Monday, April 19, 2010

BBG Announces Important Plant Biodiversity Findings


New York Metropolitan Flora Project (NYMF) data, gathered over the course of the last 20 years, provides the first hard evidence on how native species are faring, and how non-native species are spreading, in counties within a 50-mile radius of New York City, including all of Long Island, southeastern New York State, northern New Jersey and Fairfield County, Connecticut.


While much of the botanical community concentrates on researching and tracking the threats to biodiversity in the tropics, scientists at BBG have chosen to undertake an unprecedented study of its own region.
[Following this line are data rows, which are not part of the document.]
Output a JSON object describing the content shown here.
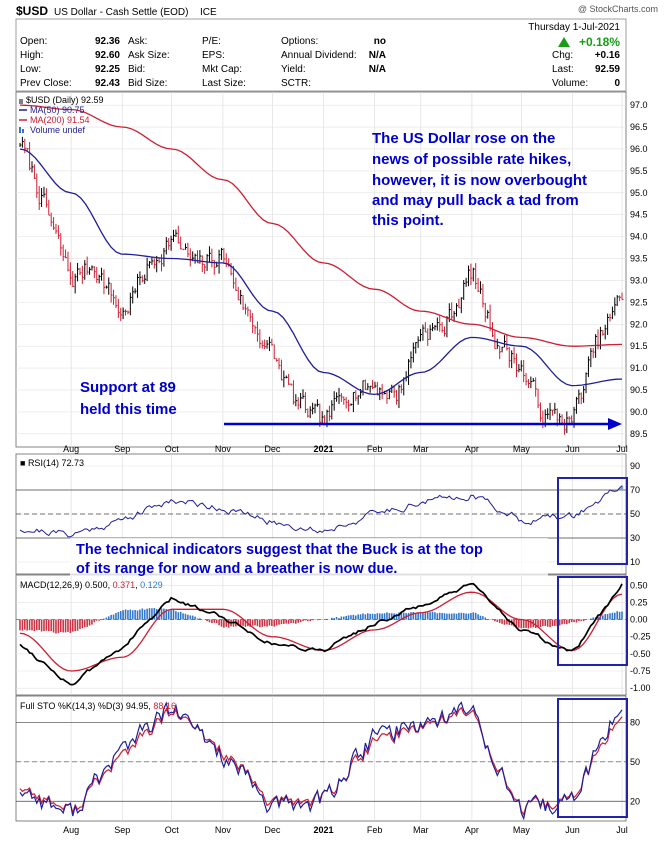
{
  "header": {
    "symbol": "$USD",
    "description": "US Dollar - Cash Settle (EOD)",
    "exchange": "ICE",
    "watermark": "@ StockCharts.com",
    "date": "Thursday   1-Jul-2021",
    "change_pct": "+0.18%",
    "left_labels": [
      "Open:",
      "High:",
      "Low:",
      "Prev Close:"
    ],
    "left_values": [
      "92.36",
      "92.60",
      "92.25",
      "92.43"
    ],
    "mid_labels": [
      "Ask:",
      "Ask Size:",
      "Bid:",
      "Bid Size:"
    ],
    "mid2_labels": [
      "P/E:",
      "EPS:",
      "Mkt Cap:",
      "Last Size:"
    ],
    "right_labels": [
      "Options:",
      "Annual Dividend:",
      "Yield:",
      "SCTR:"
    ],
    "right_values": [
      "no",
      "N/A",
      "N/A",
      ""
    ],
    "far_labels": [
      "Chg:",
      "Last:",
      "Volume:"
    ],
    "far_values": [
      "+0.16",
      "92.59",
      "0"
    ]
  },
  "price_panel": {
    "legend": [
      "$USD (Daily) 92.59",
      "MA(50) 90.75",
      "MA(200) 91.54",
      "Volume undef"
    ],
    "annotation_lines": [
      "The US Dollar rose on the",
      "news of possible rate hikes,",
      "however, it is now overbought",
      "and may pull back a tad from",
      "this point."
    ],
    "support_lines": [
      "Support at 89",
      "held this time"
    ]
  },
  "rsi_panel": {
    "legend": "RSI(14) 72.73",
    "annotation_lines": [
      "The technical indicators suggest that the Buck is at the top",
      "of its range for now and a breather is now due."
    ]
  },
  "macd_panel": {
    "legend_name": "MACD(12,26,9)",
    "legend_v1": "0.500",
    "legend_v2": "0.371",
    "legend_v3": "0.129"
  },
  "sto_panel": {
    "legend_name": "Full STO %K(14,3) %D(3)",
    "legend_v1": "94.95",
    "legend_v2": "88.16"
  },
  "colors": {
    "price": "#000000",
    "ma50": "#1f1f99",
    "ma200": "#cc1f33",
    "annotation": "#0000cc",
    "rsi_fill": "#e06070",
    "macd_hist_pos": "#3377cc",
    "macd_hist_neg": "#cc3344"
  },
  "chart_data": [
    {
      "type": "line",
      "panel": "price",
      "series": [
        {
          "name": "$USD (Daily)",
          "style": "ohlc",
          "x": [
            "2020-07-01",
            "2020-07-15",
            "2020-08-01",
            "2020-08-15",
            "2020-09-01",
            "2020-09-15",
            "2020-10-01",
            "2020-10-15",
            "2020-11-01",
            "2020-11-15",
            "2020-12-01",
            "2020-12-15",
            "2021-01-01",
            "2021-01-15",
            "2021-02-01",
            "2021-02-15",
            "2021-03-01",
            "2021-03-15",
            "2021-04-01",
            "2021-04-15",
            "2021-05-01",
            "2021-05-15",
            "2021-06-01",
            "2021-06-15",
            "2021-07-01"
          ],
          "values": [
            96.2,
            94.8,
            93.0,
            93.4,
            92.2,
            93.2,
            94.0,
            93.3,
            93.6,
            92.3,
            91.3,
            90.2,
            89.7,
            90.5,
            90.6,
            90.4,
            91.9,
            91.9,
            93.2,
            91.7,
            91.0,
            89.9,
            89.8,
            91.5,
            92.6
          ]
        },
        {
          "name": "MA(50)",
          "x": [
            "2020-07-01",
            "2020-08-01",
            "2020-09-01",
            "2020-10-01",
            "2020-11-01",
            "2020-12-01",
            "2021-01-01",
            "2021-02-01",
            "2021-03-01",
            "2021-04-01",
            "2021-05-01",
            "2021-06-01",
            "2021-07-01"
          ],
          "values": [
            96.0,
            95.0,
            93.6,
            93.5,
            93.4,
            92.3,
            90.9,
            90.4,
            90.9,
            91.7,
            91.5,
            90.6,
            90.75
          ]
        },
        {
          "name": "MA(200)",
          "x": [
            "2020-07-01",
            "2020-08-01",
            "2020-09-01",
            "2020-10-01",
            "2020-11-01",
            "2020-12-01",
            "2021-01-01",
            "2021-02-01",
            "2021-03-01",
            "2021-04-01",
            "2021-05-01",
            "2021-06-01",
            "2021-07-01"
          ],
          "values": [
            97.0,
            96.9,
            96.5,
            96.0,
            95.3,
            94.3,
            93.4,
            92.8,
            92.3,
            92.0,
            91.7,
            91.5,
            91.54
          ]
        }
      ],
      "ylim": [
        89.2,
        97.3
      ],
      "yticks": [
        89.5,
        90.0,
        90.5,
        91.0,
        91.5,
        92.0,
        92.5,
        93.0,
        93.5,
        94.0,
        94.5,
        95.0,
        95.5,
        96.0,
        96.5,
        97.0
      ],
      "xticks": [
        "Aug",
        "Sep",
        "Oct",
        "Nov",
        "Dec",
        "2021",
        "Feb",
        "Mar",
        "Apr",
        "May",
        "Jun",
        "Jul"
      ],
      "grid": true
    },
    {
      "type": "line",
      "panel": "rsi",
      "series": [
        {
          "name": "RSI(14)",
          "x": [
            "2020-07-01",
            "2020-08-01",
            "2020-09-01",
            "2020-10-01",
            "2020-11-01",
            "2020-12-01",
            "2021-01-01",
            "2021-02-01",
            "2021-03-01",
            "2021-04-01",
            "2021-05-01",
            "2021-06-01",
            "2021-07-01"
          ],
          "values": [
            38,
            33,
            45,
            62,
            55,
            43,
            36,
            50,
            60,
            66,
            45,
            48,
            72.73
          ]
        }
      ],
      "ylim": [
        0,
        100
      ],
      "yticks": [
        10,
        30,
        50,
        70,
        90
      ],
      "grid": true
    },
    {
      "type": "line",
      "panel": "macd",
      "series": [
        {
          "name": "MACD",
          "x": [
            "2020-07-01",
            "2020-08-01",
            "2020-09-01",
            "2020-10-01",
            "2020-11-01",
            "2020-12-01",
            "2021-01-01",
            "2021-02-01",
            "2021-03-01",
            "2021-04-01",
            "2021-05-01",
            "2021-06-01",
            "2021-07-01"
          ],
          "values": [
            -0.35,
            -0.95,
            -0.4,
            0.3,
            0.05,
            -0.35,
            -0.45,
            -0.05,
            0.2,
            0.5,
            -0.15,
            -0.5,
            0.5
          ]
        },
        {
          "name": "Signal",
          "x": [
            "2020-07-01",
            "2020-08-01",
            "2020-09-01",
            "2020-10-01",
            "2020-11-01",
            "2020-12-01",
            "2021-01-01",
            "2021-02-01",
            "2021-03-01",
            "2021-04-01",
            "2021-05-01",
            "2021-06-01",
            "2021-07-01"
          ],
          "values": [
            -0.2,
            -0.75,
            -0.55,
            0.15,
            0.15,
            -0.25,
            -0.45,
            -0.15,
            0.1,
            0.4,
            0.0,
            -0.45,
            0.371
          ]
        },
        {
          "name": "Histogram",
          "x": [
            "2020-07-01",
            "2020-08-01",
            "2020-09-01",
            "2020-10-01",
            "2020-11-01",
            "2020-12-01",
            "2021-01-01",
            "2021-02-01",
            "2021-03-01",
            "2021-04-01",
            "2021-05-01",
            "2021-06-01",
            "2021-07-01"
          ],
          "values": [
            -0.15,
            -0.2,
            0.15,
            0.15,
            -0.1,
            -0.1,
            0.0,
            0.1,
            0.1,
            0.1,
            -0.15,
            -0.05,
            0.129
          ]
        }
      ],
      "ylim": [
        -1.1,
        0.65
      ],
      "yticks": [
        0.5,
        0.25,
        0.0,
        -0.25,
        -0.5,
        -0.75,
        -1.0
      ]
    },
    {
      "type": "line",
      "panel": "sto",
      "series": [
        {
          "name": "%K(14,3)",
          "x": [
            "2020-07-01",
            "2020-08-01",
            "2020-09-01",
            "2020-10-01",
            "2020-11-01",
            "2020-12-01",
            "2021-01-01",
            "2021-02-01",
            "2021-03-01",
            "2021-04-01",
            "2021-05-01",
            "2021-06-01",
            "2021-07-01"
          ],
          "values": [
            30,
            10,
            60,
            90,
            55,
            15,
            20,
            70,
            80,
            90,
            10,
            20,
            94.95
          ]
        },
        {
          "name": "%D(3)",
          "x": [
            "2020-07-01",
            "2020-08-01",
            "2020-09-01",
            "2020-10-01",
            "2020-11-01",
            "2020-12-01",
            "2021-01-01",
            "2021-02-01",
            "2021-03-01",
            "2021-04-01",
            "2021-05-01",
            "2021-06-01",
            "2021-07-01"
          ],
          "values": [
            32,
            12,
            55,
            88,
            58,
            18,
            22,
            65,
            78,
            88,
            12,
            22,
            88.16
          ]
        }
      ],
      "ylim": [
        5,
        100
      ],
      "yticks": [
        20,
        50,
        80
      ],
      "xticks": [
        "Aug",
        "Sep",
        "Oct",
        "Nov",
        "Dec",
        "2021",
        "Feb",
        "Mar",
        "Apr",
        "May",
        "Jun",
        "Jul"
      ]
    }
  ]
}
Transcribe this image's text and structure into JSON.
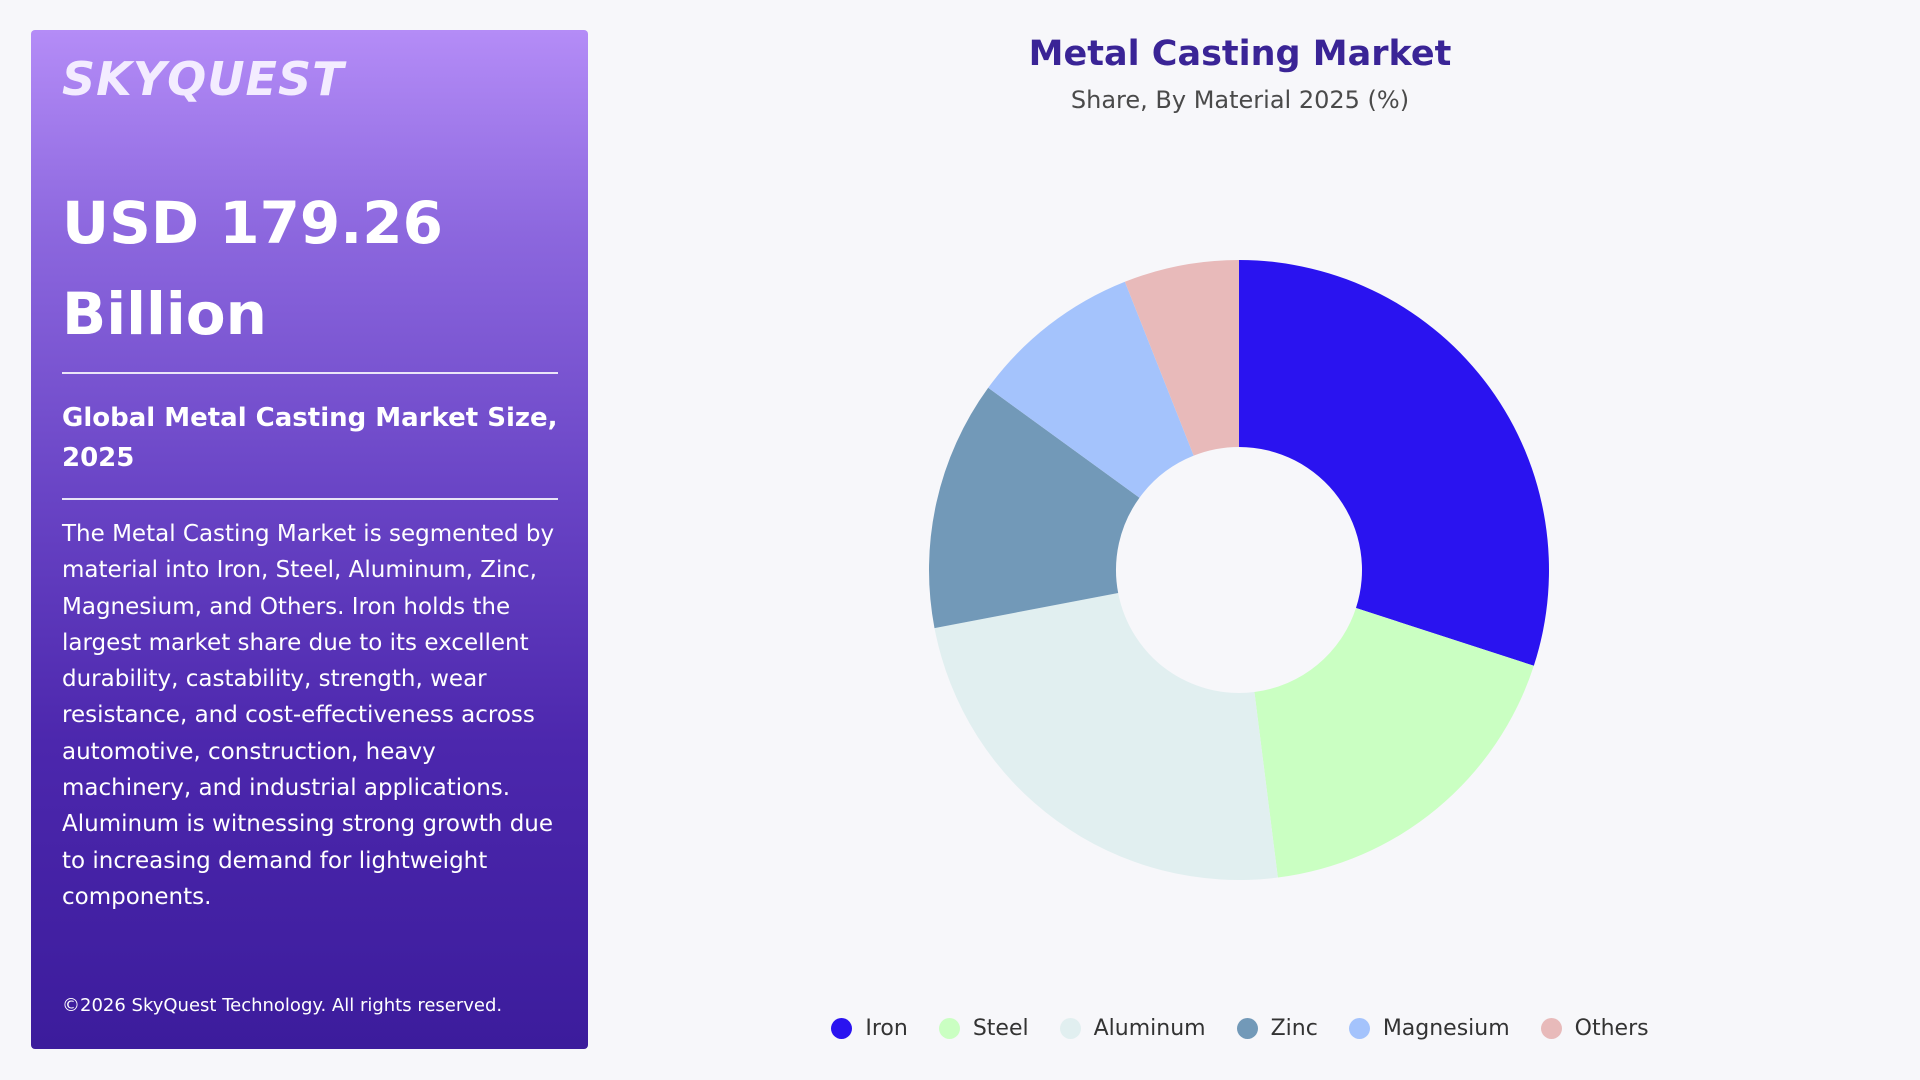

At least 50 varieties of native plants are locally extinct or nearing elimination. Nuttall’s mudflower (Micranthemum micranthemoides), last collected from the region in 1918, is likely extinct throughout its range. Scarlet Indian Paintbrush (Castilleja coccinea), pennywort (Obolaria virginica), sidebells wintergreen (Orthilia secunda), and sundial lupine (Lupinis perennis) are among the wildflower species to have seriously declined in the region. Black crowberry (Empetrum nigrum) is locally extinct, without a trace of a population remaining today in the metropolitan area.

At the same time, “A number of invasive species introduced from distant areas, with climates similar to ours—such as parts of Asia, Europe, and the southeastern United States—are newly thriving in the New York area,” says Dr. Gerry Moore, director of science at Brooklyn Botanic Garden, and coordinator of the New York Metropolitan Flora Project. “Camphor weed, native to the southern United States, is common in Brooklyn now; however, at the time of the Garden’s founding a century ago, it was considered to be quite rare.”

Although agencies and municipalities may wish to restore native species to particular habitats, the NYMF findings suggest that some native species can no longer survive in their native region. “How do you restore the flora original to, say, a coastline, when you know that the sea level is rising each year?” asks Dr. Moore.

Some native plants, like Britton’s violet (Viola britoniana), are rare in native habitats but thrive when brought into cultivation in the metropolitan area. Some non-native cultivated plants, such as Japanese barberry (Berberis thunbergii), can escape from cultivated landscape and dominate natural areas. Efforts are now underway to better recognize and manage for these invasive plant species, which thrive and spread aggressively outside their natural range and can be particularly invasive when introduced to a new habitat, due to the absence of insects, diseases, and animals that naturally keep its population in check in its native region.